Блог пользователя pokeland157

Автор pokeland157, история, 8 месяцев назад, По-английски

Link : Problem

Can someone please explain(in simple words) why we need to take only numbers that are coprime with n, I read the editorial but still can't fully understand the proof that why a non coprime number will give prod%n != 1

  • Проголосовать: нравится
  • -3
  • Проголосовать: не нравится

»
8 месяцев назад, # |
Rev. 2   Проголосовать: нравится 0 Проголосовать: не нравится

Consider a number x such that gcd(x, n) = L > 1.

Suppose that there exists an integer k such that

kx ≡ 1 (mod n)

kx $$$-$$$ 1 ≡ 0 (mod n)

Then there exists an integer d such that:

kx $$$-$$$ 1 = nd (since kx $$$-$$$ 1 is divisible by n)

We obtain that:

kx $$$-$$$ nd = 1

That is, it is a Diophantine equation of the form kx + ($$$-$$$ d) * n = 1

That is, we have reduced it to the form:

ax + bn = c, where a = k; b = $$$-$$$ d; c = 1.

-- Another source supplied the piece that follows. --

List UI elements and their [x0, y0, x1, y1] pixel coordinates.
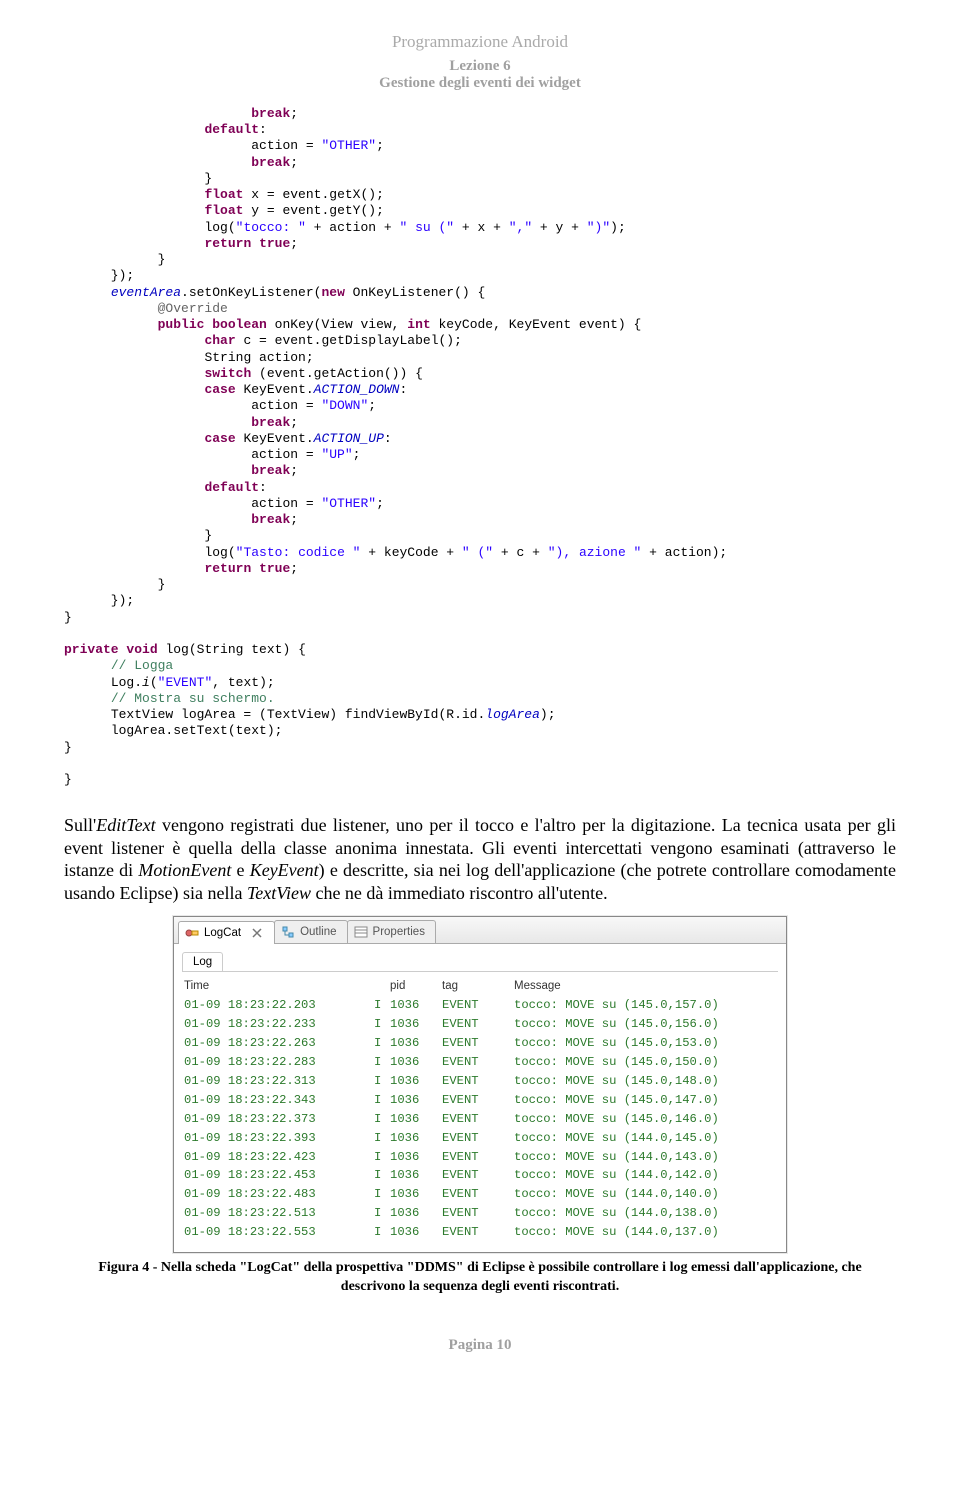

It is known that if c is not divisible by gcd(x; n), then such an equation has no solutions. In our case gcd(x, n) = L > 1 => 1 is not divisible by L, whence c is not divisible by gdc(x; n)

Contradiction.

Proof of the fact above and information about Diophantine equation you can find here:

Emaxx: http://e-maxx.ru/algo/diofant_2_equation (on russian)

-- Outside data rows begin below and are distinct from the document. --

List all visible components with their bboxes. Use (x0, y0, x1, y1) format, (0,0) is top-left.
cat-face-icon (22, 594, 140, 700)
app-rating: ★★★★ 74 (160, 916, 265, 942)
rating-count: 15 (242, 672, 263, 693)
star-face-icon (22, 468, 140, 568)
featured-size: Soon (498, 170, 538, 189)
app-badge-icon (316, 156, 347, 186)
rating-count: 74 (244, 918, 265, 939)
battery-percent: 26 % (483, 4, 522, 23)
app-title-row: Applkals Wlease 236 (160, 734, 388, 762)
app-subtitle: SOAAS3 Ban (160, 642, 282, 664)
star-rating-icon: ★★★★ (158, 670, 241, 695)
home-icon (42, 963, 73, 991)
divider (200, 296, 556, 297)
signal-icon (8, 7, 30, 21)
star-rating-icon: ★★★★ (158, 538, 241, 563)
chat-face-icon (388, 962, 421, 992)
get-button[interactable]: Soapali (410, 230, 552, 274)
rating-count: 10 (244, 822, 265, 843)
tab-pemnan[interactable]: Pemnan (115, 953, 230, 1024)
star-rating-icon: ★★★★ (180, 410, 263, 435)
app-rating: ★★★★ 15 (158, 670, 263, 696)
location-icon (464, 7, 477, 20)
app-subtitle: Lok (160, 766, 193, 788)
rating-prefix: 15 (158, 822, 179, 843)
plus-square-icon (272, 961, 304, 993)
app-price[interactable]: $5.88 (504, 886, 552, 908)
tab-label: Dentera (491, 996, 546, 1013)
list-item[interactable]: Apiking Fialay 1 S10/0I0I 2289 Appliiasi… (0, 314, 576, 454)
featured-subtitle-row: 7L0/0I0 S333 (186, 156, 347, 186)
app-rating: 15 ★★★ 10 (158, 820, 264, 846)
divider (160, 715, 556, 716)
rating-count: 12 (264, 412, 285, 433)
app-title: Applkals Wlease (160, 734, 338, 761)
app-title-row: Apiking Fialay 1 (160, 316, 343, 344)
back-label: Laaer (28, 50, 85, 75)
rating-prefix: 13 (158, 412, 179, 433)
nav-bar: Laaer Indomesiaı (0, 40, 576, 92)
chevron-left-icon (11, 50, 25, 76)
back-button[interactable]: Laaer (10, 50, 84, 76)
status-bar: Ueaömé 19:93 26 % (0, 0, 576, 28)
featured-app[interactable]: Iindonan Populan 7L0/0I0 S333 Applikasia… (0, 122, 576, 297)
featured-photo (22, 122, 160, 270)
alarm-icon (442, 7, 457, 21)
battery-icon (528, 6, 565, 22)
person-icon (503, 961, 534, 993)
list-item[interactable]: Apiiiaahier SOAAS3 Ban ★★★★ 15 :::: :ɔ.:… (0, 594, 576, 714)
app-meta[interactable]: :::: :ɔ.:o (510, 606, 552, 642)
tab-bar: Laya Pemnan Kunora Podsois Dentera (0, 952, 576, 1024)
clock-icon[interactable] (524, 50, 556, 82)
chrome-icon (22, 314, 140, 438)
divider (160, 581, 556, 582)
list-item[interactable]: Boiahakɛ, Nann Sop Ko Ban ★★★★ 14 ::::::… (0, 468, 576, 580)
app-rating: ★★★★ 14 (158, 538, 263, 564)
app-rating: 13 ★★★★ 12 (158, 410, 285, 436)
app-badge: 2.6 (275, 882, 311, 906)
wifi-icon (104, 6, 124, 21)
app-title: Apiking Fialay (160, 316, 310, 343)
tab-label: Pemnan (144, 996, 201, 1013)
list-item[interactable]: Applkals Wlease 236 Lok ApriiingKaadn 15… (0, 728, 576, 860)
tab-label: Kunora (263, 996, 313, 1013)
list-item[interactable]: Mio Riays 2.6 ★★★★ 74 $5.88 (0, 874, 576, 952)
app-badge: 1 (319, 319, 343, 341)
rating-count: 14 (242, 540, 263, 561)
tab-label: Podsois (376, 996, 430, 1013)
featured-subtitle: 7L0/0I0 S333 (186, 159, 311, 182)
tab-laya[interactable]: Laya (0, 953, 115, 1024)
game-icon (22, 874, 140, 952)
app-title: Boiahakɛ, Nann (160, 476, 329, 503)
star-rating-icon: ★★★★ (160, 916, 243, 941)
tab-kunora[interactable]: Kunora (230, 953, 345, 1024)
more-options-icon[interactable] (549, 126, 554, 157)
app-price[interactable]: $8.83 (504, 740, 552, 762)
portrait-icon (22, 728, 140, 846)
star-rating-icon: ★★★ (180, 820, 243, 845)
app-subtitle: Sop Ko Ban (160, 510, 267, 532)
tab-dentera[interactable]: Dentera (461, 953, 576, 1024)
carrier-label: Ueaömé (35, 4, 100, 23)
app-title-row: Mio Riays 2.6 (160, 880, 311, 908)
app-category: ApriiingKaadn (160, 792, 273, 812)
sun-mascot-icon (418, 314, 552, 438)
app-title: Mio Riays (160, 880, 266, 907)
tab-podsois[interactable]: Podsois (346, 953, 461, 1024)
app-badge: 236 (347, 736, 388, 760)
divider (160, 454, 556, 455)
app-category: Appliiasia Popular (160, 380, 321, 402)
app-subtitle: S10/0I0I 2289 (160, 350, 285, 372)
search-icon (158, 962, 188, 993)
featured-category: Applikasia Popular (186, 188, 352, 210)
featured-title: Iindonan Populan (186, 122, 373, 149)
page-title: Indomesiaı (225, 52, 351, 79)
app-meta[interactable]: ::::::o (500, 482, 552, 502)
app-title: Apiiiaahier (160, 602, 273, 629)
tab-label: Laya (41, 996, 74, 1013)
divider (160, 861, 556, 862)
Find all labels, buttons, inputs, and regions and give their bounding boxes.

Translated Emaxx: https://cp-algorithms.com/algebra/linear-diophantine-equation.html (on english)

  • »
    »
    8 месяцев назад, # ^ |
      Проголосовать: нравится 0 Проголосовать: не нравится

    just out of curiosity, Do you have any link or proof that shows:

    It is known that if c is not divisible by gcd(x; n), then such an equation has no solutions. In our case gcd(x, n) = L > 1 => 1 is not divisible by L, whence c is not divisible by gdc(x; n)

    • »
      »
      »
      8 месяцев назад, # ^ |
      Rev. 4   Проголосовать: нравится 0 Проголосовать: не нравится

      Yes, of course. I've updated the post above. There are now links

    • »
      »
      »
      8 месяцев назад, # ^ |
        Проголосовать: нравится 0 Проголосовать: не нравится

      Let's denote k as gcd(x , n). The equation ax + bn = c can also be written as k * (a * x / k + b * n / k) = c. Which means that k and (a * x / k + b * n / k) are pair divisors of c. In other words, k divides c.

»
8 месяцев назад, # |
  Проголосовать: нравится 0 Проголосовать: не нравится

We can use the fact that: (a * n) % (a * m) = a * (n % m).

Demonstration

Let's name the product that we have to find with P. Then, we have P % n = 1. Using the above observation, it means that there exists k, a common divisor for P and n, for which he have P % n = k * ((P / k) % (n / k)) = 1. Which means the biggest k must be 1. In other words, the greatest common divisor for P and n is 1 (gcd(P , n) = 1). This also means that the numbers we choose to be a part of P must be coprime with n (else gcd(P , n) would be bigger).